Foreign investment in South African wine farms is on the rise and shows no signs of slowing down.
A quick glance at any major property website reveals numerous wine farms for sale in the Western Cape, often priced upwards of R50 million.
Over the past decade, foreign investment has provided a much-needed boost to the struggling local wine sector.
The Cape region is attracting new investors like the Oddo family, who purchased three estates in Stellenbosch in 2017, including Taaibosch.
The Edmond de Rothschild Group has been active in South Africa since 1997, partnering with the Rupert family to create the Rupert & Rothschild Vignerons brand.
Inspired by Bertrand Otto of the Edmond de Rothschild Group, the Oddo family chose South Africa over Argentina and New Zealand for their “new world” wine investments.
Stellenbosch, with its unique terroir and high-quality Bordeaux grape varieties, remains a prime location for wine production, offering excellent value.
Major investments from global players like Les Grands Chais de France, which acquired Neethlingshof and Villiera, are driving the sector.
These investments are boosting production and expanding market reach, with AdVini’s acquisition of Kleine Zalze aiming to penetrate the US and Chinese markets.
Glenelly, a well-known French estate, exemplifies success with global distribution and recognition for its Bordeaux red grape varieties.
These investments are crucial for the growth and sustainability of South African wine farms, ensuring they remain competitive globally.
About 30 years ago, South Africa had 4,500 grape growers; today, there are 2,500. Almost 20 years ago, 112,000 hectares were planted to wine grapes; today, that number is 92,000 hectares.
Author and wine critic Michael Fridjhon noted that many producers are not making sustainable profits.
He attributed several factors, namely cost inflation, a lack of scale, ageing vines, load-shedding, policy uncertainty, and climate concerns.
The Covid-19 pandemic exacerbated these issues, with alcohol bans and travel restrictions severely impacting small wineries.
Foreign investors, including large companies and wealthy individuals, are injecting much-needed capital into the industry. This investment is helping to replace ageing vineyards and improve production facilities.
Roland Peens, CEO of Wine Business Advisors, notes that foreign ownership has shifted from lifestyle motives to commercial business perspectives.
Covid-19 played a significant role, with alcohol bans halting trading for 200 days, leading to lost income, stock surpluses, and a rise in illicit trade. Travel bans and border closures also impacted South Africa’s small wineries, which rely heavily on direct consumer sales and tourism.
Some estates are profitable, with about 20% running on strong margins, allowing for continued investment. However, about half are breaking even, and the rest are losing cash.
Industry association Vinpro reports that just 12% of wine operations are sustainable, 49% are treading water, and 39% are on the way to failure.
Currently, one-fifth of South Africa’s 528 wineries are foreign-owned. Notable investors include Grands Chais de France, which owns Neethlingshof and Villiera, and AdVini, which controls Kleine Zalze, Le Bonheur, Ken Forrester, L’Avenir, and Stellenbosch Vineyards.
Other investors include Eileses Capital, which bought Warwick Wine Estate, and various individuals like Hans von Staff-Reitzenstein, Laurence Graff, Analjit Singh, and Richard Branson.
Quoin Rock and Knorhoek Wine Estate came under the ownership of the Ukrainian Gaiduk family.

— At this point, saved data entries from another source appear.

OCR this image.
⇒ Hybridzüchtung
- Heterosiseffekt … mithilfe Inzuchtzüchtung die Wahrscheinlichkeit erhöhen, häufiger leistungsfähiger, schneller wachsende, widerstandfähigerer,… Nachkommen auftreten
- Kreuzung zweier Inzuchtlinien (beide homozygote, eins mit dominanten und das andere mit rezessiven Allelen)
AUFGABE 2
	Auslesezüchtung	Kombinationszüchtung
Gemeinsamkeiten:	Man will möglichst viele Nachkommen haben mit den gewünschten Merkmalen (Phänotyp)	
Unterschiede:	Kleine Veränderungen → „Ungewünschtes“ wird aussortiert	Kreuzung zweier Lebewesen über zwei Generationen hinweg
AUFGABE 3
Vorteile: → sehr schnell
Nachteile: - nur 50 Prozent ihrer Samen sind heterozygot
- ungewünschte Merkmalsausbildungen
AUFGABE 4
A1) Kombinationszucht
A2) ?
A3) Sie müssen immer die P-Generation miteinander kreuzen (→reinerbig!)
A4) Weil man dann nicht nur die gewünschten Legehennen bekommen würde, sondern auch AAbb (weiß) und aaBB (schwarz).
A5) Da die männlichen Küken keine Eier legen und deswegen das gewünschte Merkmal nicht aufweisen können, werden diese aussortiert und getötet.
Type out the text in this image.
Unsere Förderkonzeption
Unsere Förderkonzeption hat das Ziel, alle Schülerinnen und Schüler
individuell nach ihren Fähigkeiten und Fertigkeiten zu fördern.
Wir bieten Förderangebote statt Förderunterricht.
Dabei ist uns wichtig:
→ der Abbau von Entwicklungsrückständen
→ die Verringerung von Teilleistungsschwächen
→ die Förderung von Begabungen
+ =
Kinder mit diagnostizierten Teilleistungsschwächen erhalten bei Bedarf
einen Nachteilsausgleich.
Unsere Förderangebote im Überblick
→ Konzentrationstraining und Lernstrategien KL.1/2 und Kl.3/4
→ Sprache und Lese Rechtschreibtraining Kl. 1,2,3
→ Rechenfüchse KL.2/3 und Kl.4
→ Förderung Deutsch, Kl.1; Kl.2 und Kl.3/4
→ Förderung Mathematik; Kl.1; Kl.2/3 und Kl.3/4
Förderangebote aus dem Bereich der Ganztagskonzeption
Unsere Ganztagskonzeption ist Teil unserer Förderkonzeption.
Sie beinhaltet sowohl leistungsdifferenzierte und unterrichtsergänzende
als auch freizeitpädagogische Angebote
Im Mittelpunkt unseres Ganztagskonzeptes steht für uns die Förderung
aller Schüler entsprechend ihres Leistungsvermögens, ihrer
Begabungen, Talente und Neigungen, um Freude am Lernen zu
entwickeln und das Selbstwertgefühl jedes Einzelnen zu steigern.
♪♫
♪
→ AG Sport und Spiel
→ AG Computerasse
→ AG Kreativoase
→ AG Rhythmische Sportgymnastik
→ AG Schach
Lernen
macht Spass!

Few South African wineries produce more than 20,000 bottles a year that sell for upwards of R500. According to Peens, if you take a basket of 10 of the most highly rated South African wines, you’ll probably pay about R700-R800 a bottle.
In the US or France, you would pay 10 times that. A very good bottle of wine in New York is $1,000.
Local producers and companies continue to invest actively in vineyards, whether through ownership or partnerships.
Notable examples include the Motsepe family’s purchase of Hidden Valley, Van Loveren’s partnership with Blaauwklippen, and Leeuwenkuil’s new cellar capable of producing 36 million litres of wine per harvest.
DGB, which controls Boschendal, has acquired Fryer’s Cove and the Backsberg brand, and has initiated replanting programs in the Helderberg.
Additionally, Michael and Rose Jordaan have revitalized and purchased the historic Plaisir Wine Estate, spanning 970 hectares on the slopes of the Simonsberg Mountain.